29/03/10
Villa de pescadores y puerta de entrada del Parque Los Haitises, Sabana de la Mar atraviesa el túnel de manglares más extenso del Caribe y llega hasta las cuevas y la foresta tropical más extensa de República Dominicana.
Al llegar a la isla la Española, enclavada en el mar Caribe, Cristóbal Colón se maravilló de la belleza del paisaje y de la dulzura del clima.
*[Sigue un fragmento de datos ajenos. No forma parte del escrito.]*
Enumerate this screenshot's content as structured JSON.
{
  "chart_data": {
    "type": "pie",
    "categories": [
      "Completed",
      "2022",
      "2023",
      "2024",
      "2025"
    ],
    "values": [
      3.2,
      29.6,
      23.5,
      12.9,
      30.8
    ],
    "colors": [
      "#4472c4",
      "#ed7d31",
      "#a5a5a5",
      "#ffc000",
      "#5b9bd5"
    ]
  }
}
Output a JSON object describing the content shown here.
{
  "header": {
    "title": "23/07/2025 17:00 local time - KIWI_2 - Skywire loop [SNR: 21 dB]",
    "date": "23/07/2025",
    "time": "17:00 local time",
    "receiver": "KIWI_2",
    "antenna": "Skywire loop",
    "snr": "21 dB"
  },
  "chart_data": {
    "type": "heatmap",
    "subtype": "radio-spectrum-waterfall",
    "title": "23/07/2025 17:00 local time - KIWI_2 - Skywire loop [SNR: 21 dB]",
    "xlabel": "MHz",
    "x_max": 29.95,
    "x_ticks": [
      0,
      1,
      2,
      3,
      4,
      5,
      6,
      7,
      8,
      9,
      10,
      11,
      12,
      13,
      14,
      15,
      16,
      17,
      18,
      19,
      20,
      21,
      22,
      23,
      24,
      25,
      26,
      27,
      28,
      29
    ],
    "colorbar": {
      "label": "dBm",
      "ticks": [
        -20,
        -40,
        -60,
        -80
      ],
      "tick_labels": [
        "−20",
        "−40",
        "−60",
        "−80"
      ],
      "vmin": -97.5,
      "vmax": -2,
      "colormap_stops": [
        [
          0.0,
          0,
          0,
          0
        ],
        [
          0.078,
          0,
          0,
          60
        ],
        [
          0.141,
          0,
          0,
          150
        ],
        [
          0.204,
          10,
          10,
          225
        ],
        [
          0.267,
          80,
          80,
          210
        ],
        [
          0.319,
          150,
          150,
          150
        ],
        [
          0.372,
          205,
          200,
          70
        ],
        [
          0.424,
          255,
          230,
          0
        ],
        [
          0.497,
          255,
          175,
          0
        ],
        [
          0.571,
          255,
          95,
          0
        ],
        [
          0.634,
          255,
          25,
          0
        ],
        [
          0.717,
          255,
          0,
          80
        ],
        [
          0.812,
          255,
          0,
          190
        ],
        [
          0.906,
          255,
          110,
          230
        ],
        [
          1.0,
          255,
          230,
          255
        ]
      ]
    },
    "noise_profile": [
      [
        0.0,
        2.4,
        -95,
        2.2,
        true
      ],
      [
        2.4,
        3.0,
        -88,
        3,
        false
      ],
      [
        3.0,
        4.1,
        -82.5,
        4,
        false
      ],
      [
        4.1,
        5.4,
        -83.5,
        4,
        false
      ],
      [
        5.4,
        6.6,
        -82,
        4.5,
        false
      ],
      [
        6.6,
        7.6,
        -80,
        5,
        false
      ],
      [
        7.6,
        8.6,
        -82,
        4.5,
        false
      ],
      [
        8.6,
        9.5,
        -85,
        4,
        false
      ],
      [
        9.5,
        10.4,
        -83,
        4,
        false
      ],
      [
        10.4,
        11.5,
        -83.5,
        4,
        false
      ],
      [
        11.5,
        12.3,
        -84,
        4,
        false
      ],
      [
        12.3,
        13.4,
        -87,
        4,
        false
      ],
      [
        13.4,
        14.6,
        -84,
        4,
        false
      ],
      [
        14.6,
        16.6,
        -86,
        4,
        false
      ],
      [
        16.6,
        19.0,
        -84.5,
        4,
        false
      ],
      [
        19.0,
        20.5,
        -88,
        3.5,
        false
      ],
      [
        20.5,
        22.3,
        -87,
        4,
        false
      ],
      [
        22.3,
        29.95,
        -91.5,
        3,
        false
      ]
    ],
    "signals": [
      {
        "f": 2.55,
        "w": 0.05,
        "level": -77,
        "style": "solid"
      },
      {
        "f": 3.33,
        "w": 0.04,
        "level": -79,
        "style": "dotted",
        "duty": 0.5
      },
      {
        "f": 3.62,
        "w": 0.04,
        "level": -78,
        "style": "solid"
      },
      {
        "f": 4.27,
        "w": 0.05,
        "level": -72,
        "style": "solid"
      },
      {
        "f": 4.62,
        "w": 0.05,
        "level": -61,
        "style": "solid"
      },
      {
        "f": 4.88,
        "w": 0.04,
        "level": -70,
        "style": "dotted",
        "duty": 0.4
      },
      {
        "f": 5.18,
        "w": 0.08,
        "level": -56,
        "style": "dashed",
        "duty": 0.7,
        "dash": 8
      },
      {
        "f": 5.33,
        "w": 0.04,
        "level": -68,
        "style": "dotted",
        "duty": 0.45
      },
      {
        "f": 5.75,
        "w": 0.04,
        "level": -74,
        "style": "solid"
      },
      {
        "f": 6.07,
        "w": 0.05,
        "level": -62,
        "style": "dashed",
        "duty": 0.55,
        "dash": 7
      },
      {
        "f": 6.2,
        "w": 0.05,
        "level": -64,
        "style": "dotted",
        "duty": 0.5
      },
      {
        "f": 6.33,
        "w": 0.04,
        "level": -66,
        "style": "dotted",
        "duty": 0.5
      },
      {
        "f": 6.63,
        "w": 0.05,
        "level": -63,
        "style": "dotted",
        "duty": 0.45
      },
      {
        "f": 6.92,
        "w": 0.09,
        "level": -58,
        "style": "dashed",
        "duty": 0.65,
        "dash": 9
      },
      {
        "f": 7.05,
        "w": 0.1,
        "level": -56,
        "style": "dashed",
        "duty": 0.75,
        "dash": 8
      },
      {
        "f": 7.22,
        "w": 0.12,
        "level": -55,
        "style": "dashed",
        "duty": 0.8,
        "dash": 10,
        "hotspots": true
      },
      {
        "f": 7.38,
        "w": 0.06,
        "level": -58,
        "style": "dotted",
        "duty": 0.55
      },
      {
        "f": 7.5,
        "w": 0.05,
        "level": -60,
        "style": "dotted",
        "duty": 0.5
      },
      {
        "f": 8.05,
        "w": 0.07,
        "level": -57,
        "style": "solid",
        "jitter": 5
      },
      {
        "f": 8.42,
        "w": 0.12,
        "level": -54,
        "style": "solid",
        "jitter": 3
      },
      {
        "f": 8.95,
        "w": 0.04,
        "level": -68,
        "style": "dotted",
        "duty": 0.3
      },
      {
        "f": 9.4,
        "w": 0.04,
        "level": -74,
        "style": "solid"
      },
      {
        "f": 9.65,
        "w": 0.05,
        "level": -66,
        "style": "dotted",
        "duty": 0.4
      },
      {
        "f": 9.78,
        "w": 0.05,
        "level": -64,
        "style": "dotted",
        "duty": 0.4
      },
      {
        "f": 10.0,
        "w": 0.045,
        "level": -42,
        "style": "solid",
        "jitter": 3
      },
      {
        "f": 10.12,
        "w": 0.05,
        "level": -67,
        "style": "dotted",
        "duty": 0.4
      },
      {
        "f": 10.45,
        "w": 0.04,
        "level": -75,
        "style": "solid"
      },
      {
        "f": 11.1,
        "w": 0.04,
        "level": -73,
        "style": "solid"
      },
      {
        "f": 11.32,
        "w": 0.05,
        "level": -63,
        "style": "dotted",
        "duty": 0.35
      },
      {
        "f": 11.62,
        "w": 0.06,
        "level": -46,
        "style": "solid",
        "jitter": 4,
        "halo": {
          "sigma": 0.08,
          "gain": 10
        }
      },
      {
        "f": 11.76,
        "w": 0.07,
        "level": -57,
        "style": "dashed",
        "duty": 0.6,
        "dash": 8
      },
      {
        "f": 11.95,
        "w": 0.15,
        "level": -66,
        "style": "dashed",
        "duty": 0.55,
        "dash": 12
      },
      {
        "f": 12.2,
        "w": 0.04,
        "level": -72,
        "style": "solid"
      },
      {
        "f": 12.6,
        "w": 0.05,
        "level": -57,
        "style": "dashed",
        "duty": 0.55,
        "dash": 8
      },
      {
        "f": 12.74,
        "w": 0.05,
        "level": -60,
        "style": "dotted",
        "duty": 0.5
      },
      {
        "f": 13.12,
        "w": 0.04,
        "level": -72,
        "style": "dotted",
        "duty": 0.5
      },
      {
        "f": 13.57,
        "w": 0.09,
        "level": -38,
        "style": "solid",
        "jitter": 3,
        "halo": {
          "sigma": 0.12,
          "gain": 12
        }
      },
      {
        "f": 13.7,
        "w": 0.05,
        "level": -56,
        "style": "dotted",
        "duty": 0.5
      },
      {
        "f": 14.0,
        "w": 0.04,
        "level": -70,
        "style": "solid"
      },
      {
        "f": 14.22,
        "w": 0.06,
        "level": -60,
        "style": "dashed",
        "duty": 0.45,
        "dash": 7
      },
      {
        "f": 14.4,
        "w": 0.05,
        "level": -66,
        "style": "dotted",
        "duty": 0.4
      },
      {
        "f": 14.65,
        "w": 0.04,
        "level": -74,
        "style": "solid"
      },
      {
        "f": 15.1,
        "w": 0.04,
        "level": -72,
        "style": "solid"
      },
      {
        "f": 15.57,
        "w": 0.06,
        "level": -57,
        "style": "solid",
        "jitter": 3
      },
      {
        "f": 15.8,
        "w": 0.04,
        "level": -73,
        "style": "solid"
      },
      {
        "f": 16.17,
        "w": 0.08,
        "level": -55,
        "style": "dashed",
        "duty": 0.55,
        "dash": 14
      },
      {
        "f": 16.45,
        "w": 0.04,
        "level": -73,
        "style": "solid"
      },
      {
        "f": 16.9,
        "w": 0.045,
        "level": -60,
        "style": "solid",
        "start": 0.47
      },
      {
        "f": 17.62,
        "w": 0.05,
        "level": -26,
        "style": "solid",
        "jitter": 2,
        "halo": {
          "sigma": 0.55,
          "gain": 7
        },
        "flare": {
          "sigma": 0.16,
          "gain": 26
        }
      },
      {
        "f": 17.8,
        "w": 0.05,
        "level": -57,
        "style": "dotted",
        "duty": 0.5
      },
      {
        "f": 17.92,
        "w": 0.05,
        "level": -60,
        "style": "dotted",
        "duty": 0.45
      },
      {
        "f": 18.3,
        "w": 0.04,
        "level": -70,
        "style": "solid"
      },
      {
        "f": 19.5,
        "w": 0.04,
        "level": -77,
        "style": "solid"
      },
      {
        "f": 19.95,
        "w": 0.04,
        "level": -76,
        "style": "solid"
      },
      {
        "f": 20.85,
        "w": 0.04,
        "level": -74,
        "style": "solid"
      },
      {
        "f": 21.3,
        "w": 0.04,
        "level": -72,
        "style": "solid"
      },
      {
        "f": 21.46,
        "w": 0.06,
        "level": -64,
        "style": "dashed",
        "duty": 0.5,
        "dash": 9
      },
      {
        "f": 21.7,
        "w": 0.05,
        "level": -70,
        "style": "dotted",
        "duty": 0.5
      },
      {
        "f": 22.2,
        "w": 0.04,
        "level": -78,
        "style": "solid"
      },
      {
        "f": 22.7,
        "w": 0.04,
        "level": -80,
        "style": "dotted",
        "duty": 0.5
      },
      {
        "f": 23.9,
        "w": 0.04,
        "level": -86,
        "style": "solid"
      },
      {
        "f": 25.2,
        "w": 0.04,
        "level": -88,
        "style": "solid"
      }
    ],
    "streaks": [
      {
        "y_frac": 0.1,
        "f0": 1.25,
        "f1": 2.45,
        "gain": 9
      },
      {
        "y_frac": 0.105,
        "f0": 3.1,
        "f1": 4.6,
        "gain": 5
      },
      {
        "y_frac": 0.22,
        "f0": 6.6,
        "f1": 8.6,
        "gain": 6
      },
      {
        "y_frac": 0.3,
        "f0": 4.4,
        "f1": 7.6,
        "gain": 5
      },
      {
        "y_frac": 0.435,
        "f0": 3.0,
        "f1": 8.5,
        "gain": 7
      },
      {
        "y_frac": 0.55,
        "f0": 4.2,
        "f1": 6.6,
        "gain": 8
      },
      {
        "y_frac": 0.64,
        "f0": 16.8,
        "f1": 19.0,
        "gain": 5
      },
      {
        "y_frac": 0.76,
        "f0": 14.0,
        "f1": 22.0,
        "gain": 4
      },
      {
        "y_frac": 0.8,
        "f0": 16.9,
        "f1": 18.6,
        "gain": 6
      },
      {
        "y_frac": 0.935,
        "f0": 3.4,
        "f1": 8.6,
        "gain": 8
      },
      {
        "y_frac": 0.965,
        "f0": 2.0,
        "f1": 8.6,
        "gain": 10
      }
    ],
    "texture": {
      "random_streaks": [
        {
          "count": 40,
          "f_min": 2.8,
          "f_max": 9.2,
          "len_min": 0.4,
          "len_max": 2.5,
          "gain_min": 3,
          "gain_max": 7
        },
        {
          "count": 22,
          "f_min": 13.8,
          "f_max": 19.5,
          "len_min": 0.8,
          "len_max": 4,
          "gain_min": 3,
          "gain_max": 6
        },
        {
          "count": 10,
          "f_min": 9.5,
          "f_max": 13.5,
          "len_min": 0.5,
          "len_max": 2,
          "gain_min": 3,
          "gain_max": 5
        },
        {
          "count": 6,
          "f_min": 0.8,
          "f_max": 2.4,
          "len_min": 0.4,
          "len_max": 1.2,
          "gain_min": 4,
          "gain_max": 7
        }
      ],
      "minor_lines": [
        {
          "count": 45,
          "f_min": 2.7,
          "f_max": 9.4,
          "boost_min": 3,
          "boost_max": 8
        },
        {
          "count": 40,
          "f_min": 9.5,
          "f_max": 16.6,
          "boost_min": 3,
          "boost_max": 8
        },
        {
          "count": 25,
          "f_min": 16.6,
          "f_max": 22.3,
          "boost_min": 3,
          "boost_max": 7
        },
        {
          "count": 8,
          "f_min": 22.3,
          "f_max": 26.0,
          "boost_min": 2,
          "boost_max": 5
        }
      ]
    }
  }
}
Ese mismo hechizo se siente actualmente cuando se conoce República Dominicana, con sus playas y forestas tropicales, su geografía montañosa y sus pintorescos pueblos, su música y su gente hospitalaria y amable.
``República Dominicana lo tiene todo'' afirma Rafael Nuñez, Director de Información y Prensa de la Presidencia y añade: ``El turismo es un eje fundamental en nuestro desarrollo porque el país tiene mucho que ofrecer y deseamos que nos visiten''.
Sin duda, la oferta de la nación antillana es múltiple, pero para los amantes de la naturaleza, República Dominicana, es un Tesoro a descubrir por su exuberante naturaleza y sus parques ecológicos.
Carlos Romero Ortíz es guía profesional y explica: ``En el año 2000, el Sistema Nacional de Areas Protegidas, según la Ley 64, declaró 40 zonas entre parques nacionales, refugios de fauna y reservas científicas. Estos ecosistemas, tanto terrestres como marítimos, están dedicados a la protección y el mantenimiento de la biodiversidad. La belleza de algunas zonas ha merecido el reconocimiento internacional de la UNESCO, tal es el caso de los parques nacionales Jaragua, Sierra de Bahoruco, lago Enriquillo. Otros, como el parque Los Haitises, se han convertido en preferido de los amantes de la naturaleza''.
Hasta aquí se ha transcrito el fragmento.